ZUCCARO, Taddeo
(b. 1529, Sant'Angelo in Vado, d. 1566, Roma)

General view of the Sala dei Fasti Farnesiani

1562-63
Fresco
Palazzo Farnese, Caprarola

The art-historical importance of the Palazzo Farnese in Caprarola, near Viterbo, is the famous pentagonal ground plan and round interior courtyard, and the interior frescoes. The Palazzo was built for Cardinal Alessandro Farnese (1520-1589) who was made cardinal by his grandfather Pope Paul III (1468-1549), and named vice chancellor of the Holy Roman Church a year later, according him the highest position after that of the pope in the ecclesiastical hierarchy.

The architect of the construction, Giacomo da Vignola, found that the form of the ground plan and the site of the building were dictated by an incomplete fortress begun in the 1530s by Antonio da Sangallo the Younger - a project that had not gone further than the exterior walls on the ground floor.
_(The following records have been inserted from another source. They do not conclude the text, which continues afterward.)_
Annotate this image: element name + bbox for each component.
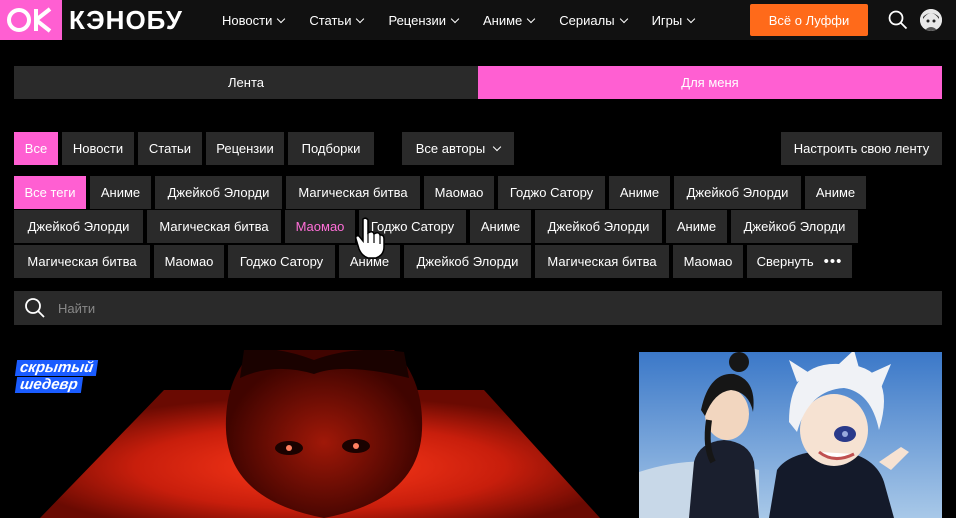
- chevron-down-icon: [619, 14, 628, 23]
- search-icon[interactable]: [888, 10, 908, 30]
- hand-cursor-icon: [355, 217, 385, 259]
- nav-articles[interactable]: Статьи: [309, 12, 365, 28]
- nav-label: Сериалы: [559, 12, 615, 28]
- tag-chip[interactable]: Аниме: [90, 176, 151, 209]
- search-bar: [14, 291, 942, 325]
- tag-chip[interactable]: Магическая битва: [535, 245, 669, 278]
- chevron-down-icon: [527, 14, 536, 23]
- tag-chip[interactable]: Магическая битва: [14, 245, 150, 278]
- badge-line-2: шедевр: [14, 376, 83, 393]
- nav-label: Новости: [222, 12, 273, 28]
- tag-chip-hovered[interactable]: Маомао: [285, 210, 355, 243]
- tag-chip[interactable]: Годжо Сатору: [228, 245, 335, 278]
- logo-badge[interactable]: [0, 0, 62, 40]
- filter-reviews[interactable]: Рецензии: [206, 132, 284, 165]
- tab-for-me[interactable]: Для меня: [478, 66, 942, 99]
- cta-button[interactable]: Всё о Луффи: [750, 4, 868, 36]
- tag-chip[interactable]: Джейкоб Элорди: [674, 176, 801, 209]
- tag-all[interactable]: Все теги: [14, 176, 86, 209]
- tag-chip[interactable]: Джейкоб Элорди: [731, 210, 858, 243]
- tag-chip[interactable]: Маомао: [673, 245, 743, 278]
- tag-chip[interactable]: Аниме: [609, 176, 670, 209]
- customize-feed-button[interactable]: Настроить свою ленту: [781, 132, 942, 165]
- hidden-gem-badge: скрытый шедевр: [14, 359, 114, 394]
- tag-chip[interactable]: Магическая битва: [147, 210, 281, 243]
- tag-chip[interactable]: Аниме: [805, 176, 866, 209]
- tag-chip[interactable]: Аниме: [470, 210, 531, 243]
- collapse-tags-button[interactable]: Свернуть •••: [747, 245, 852, 278]
- tag-chip[interactable]: Аниме: [666, 210, 727, 243]
- nav-games[interactable]: Игры: [651, 12, 696, 28]
- authors-dropdown-label: Все авторы: [415, 141, 486, 156]
- more-dots-icon: •••: [823, 253, 843, 270]
- user-avatar[interactable]: [920, 9, 942, 31]
- tag-chip[interactable]: Джейкоб Элорди: [535, 210, 662, 243]
- tag-chip[interactable]: Джейкоб Элорди: [155, 176, 282, 209]
- nav-label: Игры: [651, 12, 683, 28]
- badge-line-1: скрытый: [14, 359, 99, 376]
- top-header: КЭНОБУ Новости Статьи Рецензии Аниме Сер…: [0, 0, 956, 40]
- chevron-down-icon: [356, 14, 365, 23]
- nav-reviews[interactable]: Рецензии: [388, 12, 460, 28]
- chevron-down-icon: [686, 14, 696, 23]
- filter-all[interactable]: Все: [14, 132, 58, 165]
- filter-articles[interactable]: Статьи: [138, 132, 202, 165]
- logo-mark-icon: [7, 7, 52, 33]
- nav-anime[interactable]: Аниме: [483, 12, 536, 28]
- chevron-down-icon: [492, 142, 502, 152]
- chevron-down-icon: [277, 14, 286, 23]
- tag-chip[interactable]: Джейкоб Элорди: [404, 245, 531, 278]
- logo-wordmark[interactable]: КЭНОБУ: [69, 5, 183, 35]
- chevron-down-icon: [450, 14, 460, 23]
- article-card-secondary[interactable]: [639, 352, 942, 518]
- avatar-image-icon: [920, 9, 942, 31]
- search-input[interactable]: [58, 300, 858, 316]
- tag-chip[interactable]: Джейкоб Элорди: [14, 210, 143, 243]
- main-nav: Новости Статьи Рецензии Аниме Сериалы Иг…: [222, 0, 719, 40]
- filter-collections[interactable]: Подборки: [288, 132, 374, 165]
- tab-feed[interactable]: Лента: [14, 66, 478, 99]
- tag-chip[interactable]: Маомао: [424, 176, 494, 209]
- tag-chip[interactable]: Маомао: [154, 245, 224, 278]
- filter-news[interactable]: Новости: [62, 132, 134, 165]
- authors-dropdown[interactable]: Все авторы: [402, 132, 514, 165]
- nav-news[interactable]: Новости: [222, 12, 286, 28]
- search-icon: [25, 298, 45, 318]
- tag-chip[interactable]: Магическая битва: [286, 176, 420, 209]
- nav-series[interactable]: Сериалы: [559, 12, 628, 28]
- collapse-label: Свернуть: [756, 254, 814, 269]
- nav-label: Аниме: [483, 12, 523, 28]
- anime-artwork-image: [639, 352, 942, 518]
- nav-label: Статьи: [309, 12, 352, 28]
- tag-chip[interactable]: Годжо Сатору: [498, 176, 605, 209]
- nav-label: Рецензии: [388, 12, 446, 28]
Vignola approached the unfinished structure as a challenge and opportunity to create a unique solution. What was built from 1559 onward had the form of a fortress and the function of a villa, but was in its extravagance an urban palace.

The commission for the interior decoration went to Taddeo Zuccaro, who was to make drawings and cartoons for the painting and stucco work but he had to work there only to review from time to time the work that had been carried out there. He largely assigned the execution to others, in particular his brother Federico. After the death of Taddeo Zuccaro in 1566, his younger brother Federico continued the work until 1569. His successor was Jacopo Bertoia, then Giovanni de' Vecchi, assisted by Raffaellino da Reggio.
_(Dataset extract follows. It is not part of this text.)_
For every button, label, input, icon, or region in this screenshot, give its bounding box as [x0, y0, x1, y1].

The principle according to which the walls and ceilings were painted was retained for all apartments: only in public rooms (halls and their antechambers) were frescoes painted on ceilings and walls, while painting in the private rooms was limited to the vaults, with walls covered in silk, brocade, and similar materials. The themes painted in the ground floor apartments, intended for various uses by guests, are all taken from classical mythology. The themes of the apartments situated above these on the piano nobile focus decidedly on the master of the house and the function of the individual rooms.

In the two rooms on the piano nobile suited for a larger public, the Sala dei Fasti Farnesiani and the Sala del Concilio, Taddeo Zuccaro painted a cycle depicting, in a total of twenty-three scenes, the history of the Farnese family.